In vitro model for the study of necrosis and apoptosis in native cartilage

Abstract

Apoptosis plays a role in everything from early development to ageing and in a host of disease states. Studying this important process in the in vivo state is critical, to understand its varied role and to open further avenues of therapeutic intervention.
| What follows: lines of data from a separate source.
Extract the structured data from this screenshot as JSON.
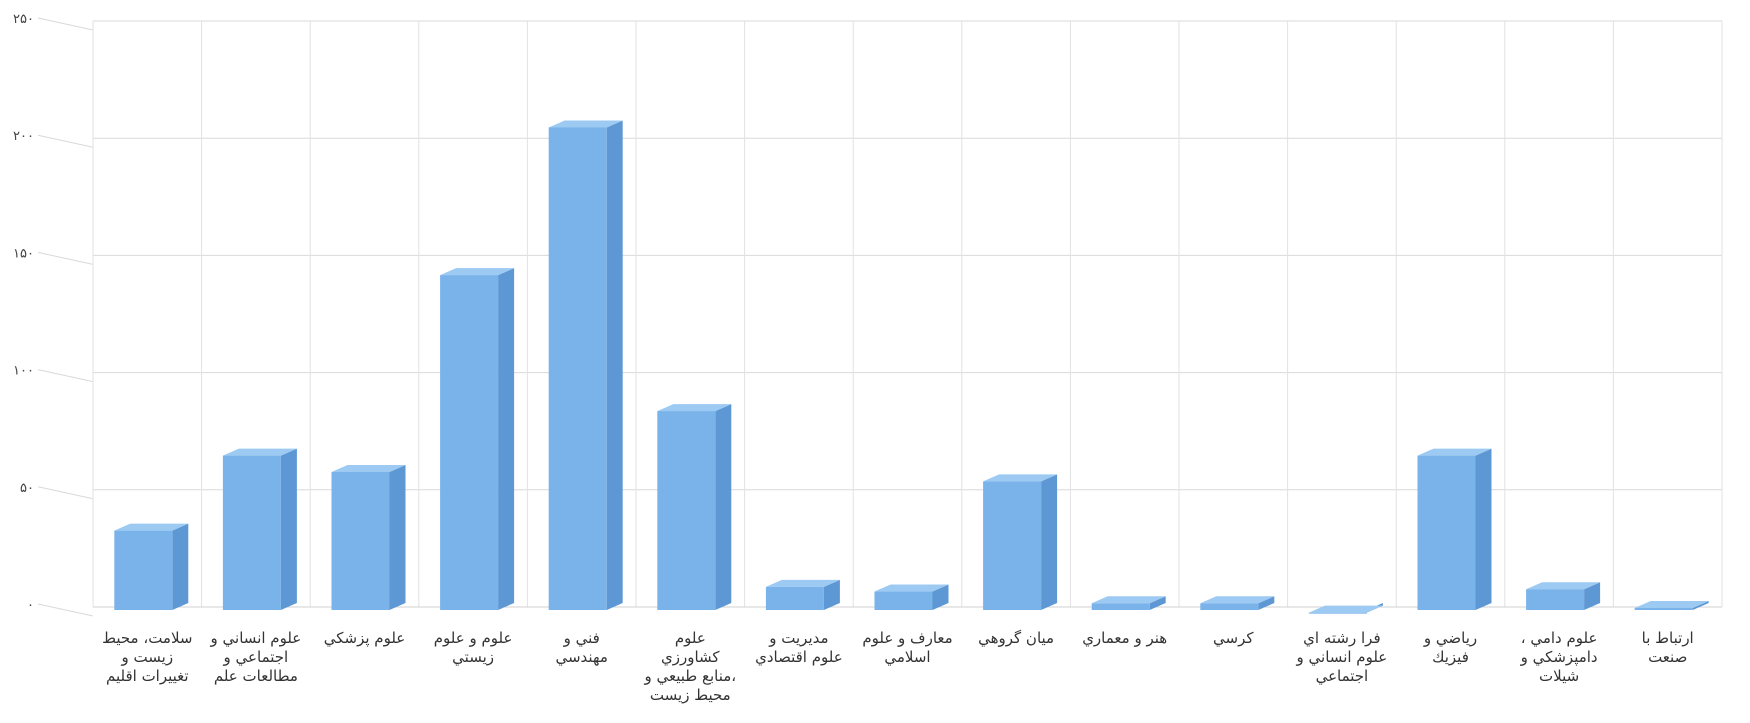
{
  "chart_data": {
    "type": "bar",
    "categories": [
      [
        "سلامت، محيط",
        "زيست و",
        "تغييرات اقليم"
      ],
      [
        "علوم انساني و",
        "اجتماعي و",
        "مطالعات علم"
      ],
      [
        "علوم پزشكي"
      ],
      [
        "علوم و علوم",
        "زيستي"
      ],
      [
        "فني و",
        "مهندسي"
      ],
      [
        "علوم",
        "كشاورزي",
        "،منابع طبيعي و",
        "محيط زيست"
      ],
      [
        "مديريت و",
        "علوم اقتصادي"
      ],
      [
        "معارف و علوم",
        "اسلامي"
      ],
      [
        "ميان گروهي"
      ],
      [
        "هنر و معماري"
      ],
      [
        "كرسي"
      ],
      [
        "فرا رشته اي",
        "علوم انساني و",
        "اجتماعي"
      ],
      [
        "رياضي و",
        "فيزيك"
      ],
      [
        "علوم دامي ،",
        "دامپزشكي و",
        "شيلات"
      ],
      [
        "ارتباط با",
        "صنعت"
      ]
    ],
    "values": [
      36,
      68,
      61,
      145,
      208,
      87,
      12,
      10,
      57,
      5,
      5,
      1,
      68,
      11,
      3
    ],
    "y_ticks": [
      "۰",
      "۵۰",
      "۱۰۰",
      "۱۵۰",
      "۲۰۰",
      "۲۵۰"
    ],
    "ylim": [
      0,
      250
    ],
    "grid": true,
    "bar_color": "#7ab3ea",
    "bar_side_color": "#5e98d4",
    "bar_top_color": "#9ccaf3",
    "title": "",
    "xlabel": "",
    "ylabel": ""
  }
}
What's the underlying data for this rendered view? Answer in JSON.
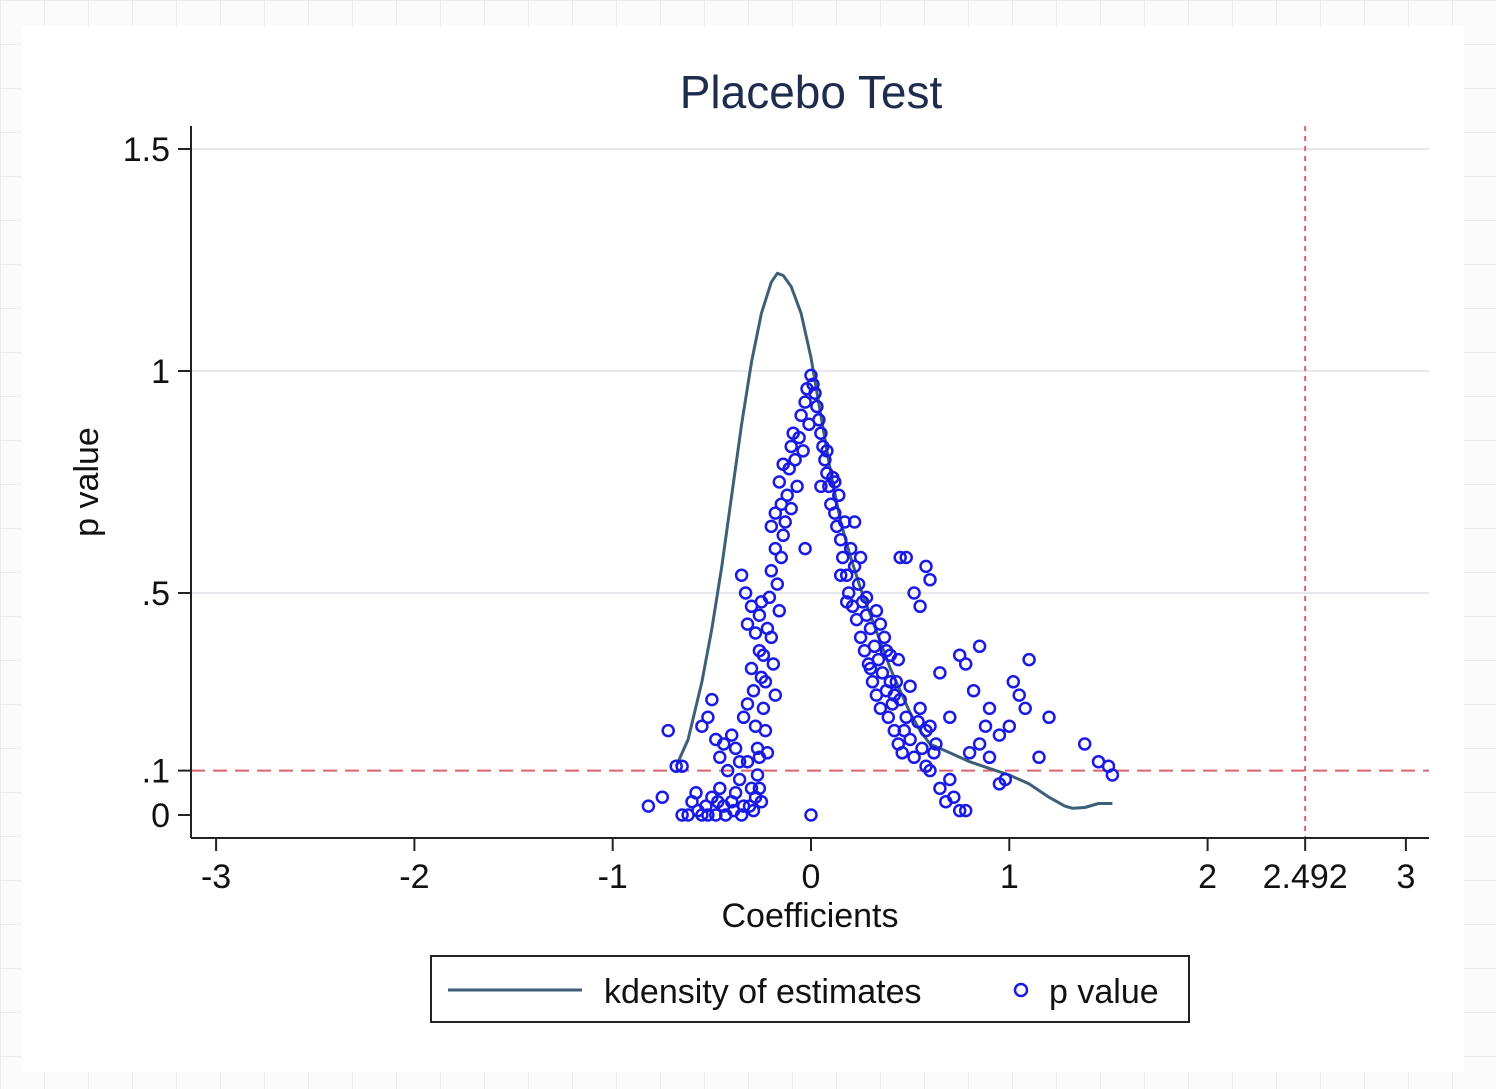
{
  "chart_data": {
    "type": "scatter",
    "title": "Placebo Test",
    "xlabel": "Coefficients",
    "ylabel": "p value",
    "xlim": [
      -3.1,
      3.1
    ],
    "ylim": [
      -0.05,
      1.55
    ],
    "x_ticks": [
      {
        "value": -3,
        "label": "-3"
      },
      {
        "value": -2,
        "label": "-2"
      },
      {
        "value": -1,
        "label": "-1"
      },
      {
        "value": 0,
        "label": "0"
      },
      {
        "value": 1,
        "label": "1"
      },
      {
        "value": 2,
        "label": "2"
      },
      {
        "value": 2.492,
        "label": "2.492"
      },
      {
        "value": 3,
        "label": "3"
      }
    ],
    "y_ticks": [
      {
        "value": 0,
        "label": "0"
      },
      {
        "value": 0.1,
        "label": ".1"
      },
      {
        "value": 0.5,
        "label": ".5"
      },
      {
        "value": 1,
        "label": "1"
      },
      {
        "value": 1.5,
        "label": "1.5"
      }
    ],
    "grid": true,
    "reference_lines": [
      {
        "axis": "y",
        "value": 0.1,
        "color": "#d9646e",
        "style": "dashed"
      },
      {
        "axis": "x",
        "value": 2.492,
        "color": "#d9646e",
        "style": "dashed"
      }
    ],
    "legend": {
      "position": "bottom",
      "entries": [
        "kdensity of estimates",
        "p value"
      ]
    },
    "colors": {
      "kdensity": "#3d5f78",
      "points": "#1a1ae6",
      "reference": "#d9646e",
      "title": "#1e2d4e"
    },
    "series": [
      {
        "name": "kdensity of estimates",
        "kind": "line",
        "points": [
          [
            -0.68,
            0.11
          ],
          [
            -0.62,
            0.17
          ],
          [
            -0.55,
            0.3
          ],
          [
            -0.5,
            0.42
          ],
          [
            -0.45,
            0.56
          ],
          [
            -0.4,
            0.72
          ],
          [
            -0.35,
            0.88
          ],
          [
            -0.3,
            1.02
          ],
          [
            -0.25,
            1.13
          ],
          [
            -0.2,
            1.2
          ],
          [
            -0.17,
            1.22
          ],
          [
            -0.14,
            1.215
          ],
          [
            -0.1,
            1.19
          ],
          [
            -0.05,
            1.13
          ],
          [
            0,
            1.03
          ],
          [
            0.05,
            0.9
          ],
          [
            0.1,
            0.77
          ],
          [
            0.15,
            0.66
          ],
          [
            0.2,
            0.58
          ],
          [
            0.25,
            0.51
          ],
          [
            0.3,
            0.45
          ],
          [
            0.35,
            0.39
          ],
          [
            0.4,
            0.33
          ],
          [
            0.45,
            0.28
          ],
          [
            0.5,
            0.23
          ],
          [
            0.55,
            0.19
          ],
          [
            0.6,
            0.16
          ],
          [
            0.7,
            0.14
          ],
          [
            0.8,
            0.12
          ],
          [
            0.9,
            0.105
          ],
          [
            1.0,
            0.09
          ],
          [
            1.1,
            0.07
          ],
          [
            1.2,
            0.04
          ],
          [
            1.28,
            0.02
          ],
          [
            1.32,
            0.015
          ],
          [
            1.38,
            0.017
          ],
          [
            1.45,
            0.026
          ],
          [
            1.52,
            0.026
          ]
        ]
      },
      {
        "name": "p value",
        "kind": "scatter",
        "points": [
          [
            -0.82,
            0.02
          ],
          [
            -0.75,
            0.04
          ],
          [
            -0.72,
            0.19
          ],
          [
            -0.68,
            0.11
          ],
          [
            -0.65,
            0.11
          ],
          [
            -0.65,
            0.0
          ],
          [
            -0.6,
            0.03
          ],
          [
            -0.57,
            0.01
          ],
          [
            -0.55,
            0.0
          ],
          [
            -0.53,
            0.02
          ],
          [
            -0.5,
            0.04
          ],
          [
            -0.48,
            0.0
          ],
          [
            -0.46,
            0.06
          ],
          [
            -0.44,
            0.02
          ],
          [
            -0.42,
            0.1
          ],
          [
            -0.4,
            0.03
          ],
          [
            -0.38,
            0.05
          ],
          [
            -0.36,
            0.08
          ],
          [
            -0.34,
            0.02
          ],
          [
            -0.32,
            0.12
          ],
          [
            -0.3,
            0.06
          ],
          [
            -0.28,
            0.04
          ],
          [
            -0.27,
            0.09
          ],
          [
            -0.26,
            0.13
          ],
          [
            -0.25,
            0.03
          ],
          [
            -0.62,
            0.0
          ],
          [
            -0.58,
            0.05
          ],
          [
            -0.52,
            0.0
          ],
          [
            -0.47,
            0.03
          ],
          [
            -0.43,
            0.0
          ],
          [
            -0.39,
            0.01
          ],
          [
            -0.35,
            0.0
          ],
          [
            -0.31,
            0.02
          ],
          [
            -0.29,
            0.01
          ],
          [
            -0.26,
            0.06
          ],
          [
            -0.55,
            0.2
          ],
          [
            -0.52,
            0.22
          ],
          [
            -0.5,
            0.26
          ],
          [
            -0.48,
            0.17
          ],
          [
            -0.46,
            0.13
          ],
          [
            -0.44,
            0.16
          ],
          [
            -0.4,
            0.18
          ],
          [
            -0.38,
            0.15
          ],
          [
            -0.36,
            0.12
          ],
          [
            -0.34,
            0.22
          ],
          [
            -0.32,
            0.25
          ],
          [
            -0.3,
            0.33
          ],
          [
            -0.29,
            0.28
          ],
          [
            -0.28,
            0.2
          ],
          [
            -0.27,
            0.15
          ],
          [
            -0.26,
            0.37
          ],
          [
            -0.25,
            0.31
          ],
          [
            -0.24,
            0.24
          ],
          [
            -0.23,
            0.19
          ],
          [
            -0.22,
            0.14
          ],
          [
            -0.35,
            0.54
          ],
          [
            -0.33,
            0.5
          ],
          [
            -0.32,
            0.43
          ],
          [
            -0.3,
            0.47
          ],
          [
            -0.28,
            0.41
          ],
          [
            -0.26,
            0.45
          ],
          [
            -0.25,
            0.48
          ],
          [
            -0.24,
            0.36
          ],
          [
            -0.23,
            0.3
          ],
          [
            -0.22,
            0.42
          ],
          [
            -0.21,
            0.49
          ],
          [
            -0.2,
            0.55
          ],
          [
            -0.2,
            0.4
          ],
          [
            -0.19,
            0.34
          ],
          [
            -0.18,
            0.27
          ],
          [
            -0.18,
            0.6
          ],
          [
            -0.17,
            0.52
          ],
          [
            -0.16,
            0.46
          ],
          [
            -0.15,
            0.58
          ],
          [
            -0.14,
            0.63
          ],
          [
            -0.2,
            0.65
          ],
          [
            -0.18,
            0.68
          ],
          [
            -0.16,
            0.75
          ],
          [
            -0.15,
            0.7
          ],
          [
            -0.14,
            0.79
          ],
          [
            -0.13,
            0.66
          ],
          [
            -0.12,
            0.72
          ],
          [
            -0.11,
            0.78
          ],
          [
            -0.1,
            0.83
          ],
          [
            -0.1,
            0.69
          ],
          [
            -0.09,
            0.86
          ],
          [
            -0.08,
            0.8
          ],
          [
            -0.07,
            0.74
          ],
          [
            -0.06,
            0.85
          ],
          [
            -0.05,
            0.9
          ],
          [
            -0.04,
            0.82
          ],
          [
            -0.03,
            0.93
          ],
          [
            -0.02,
            0.96
          ],
          [
            -0.01,
            0.88
          ],
          [
            0.0,
            0.99
          ],
          [
            0.01,
            0.97
          ],
          [
            0.02,
            0.95
          ],
          [
            0.03,
            0.92
          ],
          [
            0.04,
            0.89
          ],
          [
            0.05,
            0.86
          ],
          [
            0.06,
            0.83
          ],
          [
            0.07,
            0.8
          ],
          [
            0.08,
            0.77
          ],
          [
            0.09,
            0.74
          ],
          [
            0.1,
            0.7
          ],
          [
            0.11,
            0.76
          ],
          [
            0.12,
            0.68
          ],
          [
            0.13,
            0.65
          ],
          [
            0.14,
            0.72
          ],
          [
            0.15,
            0.62
          ],
          [
            0.16,
            0.58
          ],
          [
            0.17,
            0.66
          ],
          [
            0.18,
            0.54
          ],
          [
            0.19,
            0.5
          ],
          [
            0.2,
            0.6
          ],
          [
            0.21,
            0.47
          ],
          [
            0.22,
            0.56
          ],
          [
            0.23,
            0.44
          ],
          [
            0.24,
            0.52
          ],
          [
            0.25,
            0.4
          ],
          [
            0.26,
            0.48
          ],
          [
            0.27,
            0.37
          ],
          [
            0.28,
            0.45
          ],
          [
            0.29,
            0.34
          ],
          [
            0.3,
            0.42
          ],
          [
            0.31,
            0.3
          ],
          [
            0.32,
            0.38
          ],
          [
            0.33,
            0.27
          ],
          [
            0.34,
            0.35
          ],
          [
            0.35,
            0.24
          ],
          [
            0.36,
            0.32
          ],
          [
            0.37,
            0.4
          ],
          [
            0.38,
            0.28
          ],
          [
            0.39,
            0.22
          ],
          [
            0.4,
            0.36
          ],
          [
            0.41,
            0.25
          ],
          [
            0.42,
            0.19
          ],
          [
            0.43,
            0.3
          ],
          [
            0.44,
            0.16
          ],
          [
            0.45,
            0.26
          ],
          [
            0.46,
            0.14
          ],
          [
            0.48,
            0.22
          ],
          [
            0.5,
            0.29
          ],
          [
            0.52,
            0.13
          ],
          [
            0.54,
            0.21
          ],
          [
            0.56,
            0.15
          ],
          [
            0.58,
            0.11
          ],
          [
            0.6,
            0.2
          ],
          [
            0.62,
            0.14
          ],
          [
            0.65,
            0.06
          ],
          [
            0.68,
            0.03
          ],
          [
            0.7,
            0.22
          ],
          [
            0.75,
            0.01
          ],
          [
            0.78,
            0.01
          ],
          [
            0.8,
            0.14
          ],
          [
            0.85,
            0.16
          ],
          [
            0.88,
            0.2
          ],
          [
            0.9,
            0.13
          ],
          [
            0.95,
            0.07
          ],
          [
            1.0,
            0.2
          ],
          [
            1.05,
            0.27
          ],
          [
            1.08,
            0.24
          ],
          [
            1.1,
            0.35
          ],
          [
            1.15,
            0.13
          ],
          [
            1.2,
            0.22
          ],
          [
            1.38,
            0.16
          ],
          [
            1.45,
            0.12
          ],
          [
            1.5,
            0.11
          ],
          [
            1.52,
            0.09
          ],
          [
            0.45,
            0.58
          ],
          [
            0.48,
            0.58
          ],
          [
            0.52,
            0.5
          ],
          [
            0.55,
            0.47
          ],
          [
            0.58,
            0.56
          ],
          [
            0.6,
            0.53
          ],
          [
            0.65,
            0.32
          ],
          [
            0.75,
            0.36
          ],
          [
            0.78,
            0.34
          ],
          [
            0.82,
            0.28
          ],
          [
            0.85,
            0.38
          ],
          [
            0.9,
            0.24
          ],
          [
            0.95,
            0.18
          ],
          [
            0.98,
            0.08
          ],
          [
            1.02,
            0.3
          ],
          [
            0.0,
            0.0
          ],
          [
            -0.03,
            0.6
          ],
          [
            0.05,
            0.74
          ],
          [
            0.08,
            0.82
          ],
          [
            0.12,
            0.75
          ],
          [
            0.15,
            0.54
          ],
          [
            0.18,
            0.48
          ],
          [
            0.22,
            0.66
          ],
          [
            0.25,
            0.58
          ],
          [
            0.28,
            0.49
          ],
          [
            0.3,
            0.33
          ],
          [
            0.33,
            0.46
          ],
          [
            0.35,
            0.43
          ],
          [
            0.38,
            0.37
          ],
          [
            0.4,
            0.3
          ],
          [
            0.42,
            0.27
          ],
          [
            0.44,
            0.35
          ],
          [
            0.47,
            0.19
          ],
          [
            0.5,
            0.17
          ],
          [
            0.55,
            0.24
          ],
          [
            0.58,
            0.19
          ],
          [
            0.6,
            0.1
          ],
          [
            0.63,
            0.16
          ],
          [
            0.7,
            0.08
          ],
          [
            0.72,
            0.04
          ]
        ]
      }
    ]
  }
}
The present paper presents an ex vivo bovine articular cartilage model to study apoptotic and necrotic processes following acute injury. Ex vivo bovine articular cartilage was assessed 1, 3 and 6 days following holmium : YAG laser treatment (780 mJ). Markers to visualize cell viability, caspase-3 activity, changes in mitochondrial membrane potential and the degree of DNA fragmentation (TUNEL assay) were used alone or in various combinations. Standard histology and transmission electron microscopy (TEM) were also performed for a more comprehensive assessment. A significant progression (p < 0.05) of ethidium/caspase-3-positive signal depth at day 3 preceded a significant increase (p < 0.05) in TUNEL signal depth by day 6. The mitochondrial matrix marker CMXRos was shown to provide an alternative to calcein-AM for assessing cell viability. The identification of chondrocyte apoptosis morphology by TEM was not conclusive. Nevertheless, TEM revealed that cells which were clearly necrotic also stained positively for TUNEL, thus indicating the risk of using TUNEL alone for the assessment of apoptosis. The model described here allows the rapid, spatial and temporal determination of cell viability and of apoptotic and necrotic processes in whole-tissue specimens after acute injury, and permits study of the balance between these events. The assessment of healthy and diseased cartilage and of the effects of surgical, pharmaceutical or in vitro intervention are immediate applications of these protocols. Moreover, this model may be useful for the study of key mechanisms involved in apoptosis or for the establishment of other markers of apoptosis.